The pathoanatomy of the CCFs influence the choice of endovascular intervention. Commonly, detachable balloons are navigated into the fistula via a trans-arterial route. Trans-venous coiling is also an alternate option. Additionally, other approaches, via direct cannulation of the superior or inferior ophthalmic veins or direct cavernous sinus cannulation via an orbital approach may be used.

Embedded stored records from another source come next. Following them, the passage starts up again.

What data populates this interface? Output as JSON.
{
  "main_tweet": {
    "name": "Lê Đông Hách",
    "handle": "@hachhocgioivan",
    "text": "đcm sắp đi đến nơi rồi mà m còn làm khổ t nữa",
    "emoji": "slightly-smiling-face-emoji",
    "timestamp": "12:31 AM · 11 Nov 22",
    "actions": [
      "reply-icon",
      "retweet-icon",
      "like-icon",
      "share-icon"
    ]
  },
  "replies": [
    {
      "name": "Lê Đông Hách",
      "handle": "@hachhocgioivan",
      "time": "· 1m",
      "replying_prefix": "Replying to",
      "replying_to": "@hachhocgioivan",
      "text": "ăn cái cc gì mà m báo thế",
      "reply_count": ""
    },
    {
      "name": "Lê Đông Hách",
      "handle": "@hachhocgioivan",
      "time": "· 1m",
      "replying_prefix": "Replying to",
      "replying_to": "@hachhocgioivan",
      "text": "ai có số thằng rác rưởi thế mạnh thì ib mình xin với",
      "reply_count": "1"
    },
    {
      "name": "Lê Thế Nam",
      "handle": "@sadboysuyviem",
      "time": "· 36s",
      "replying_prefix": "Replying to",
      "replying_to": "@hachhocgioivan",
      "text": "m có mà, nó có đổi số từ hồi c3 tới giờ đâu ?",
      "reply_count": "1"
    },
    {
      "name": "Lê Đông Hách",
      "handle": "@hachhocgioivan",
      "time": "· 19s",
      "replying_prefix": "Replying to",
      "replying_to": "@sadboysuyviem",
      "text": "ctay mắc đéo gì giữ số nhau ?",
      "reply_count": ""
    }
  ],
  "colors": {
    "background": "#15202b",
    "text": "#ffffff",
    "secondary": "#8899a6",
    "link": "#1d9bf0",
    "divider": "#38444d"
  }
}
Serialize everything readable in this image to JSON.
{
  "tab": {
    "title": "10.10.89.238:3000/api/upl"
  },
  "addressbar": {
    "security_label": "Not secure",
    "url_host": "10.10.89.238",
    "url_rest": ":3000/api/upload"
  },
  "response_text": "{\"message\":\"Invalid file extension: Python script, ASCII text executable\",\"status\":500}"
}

In this case, after multidisciplinary meeting with our neurosurgical and neurology colleagues, we decided that the best treatment option was endovascular intervention. Typically, in our centre, treatment of direct CCFs is via detachable balloons; however, noting that the pseudoaneurysm was intracranial in location, support for the detachable balloon might be insufficient. Taking into account the likelihood of difficult navigation from the neck of the pseudoaneurysm into the cavernous sinus, and good visualisation of the inferior petrosal sinus (indicating access), we decided that a combined trans-arterial detachable balloon and trans-venous coiling would be the most effective therapeutic strategy. Unfortunately, patient deteriorated very fast, precluding endovascular intervention.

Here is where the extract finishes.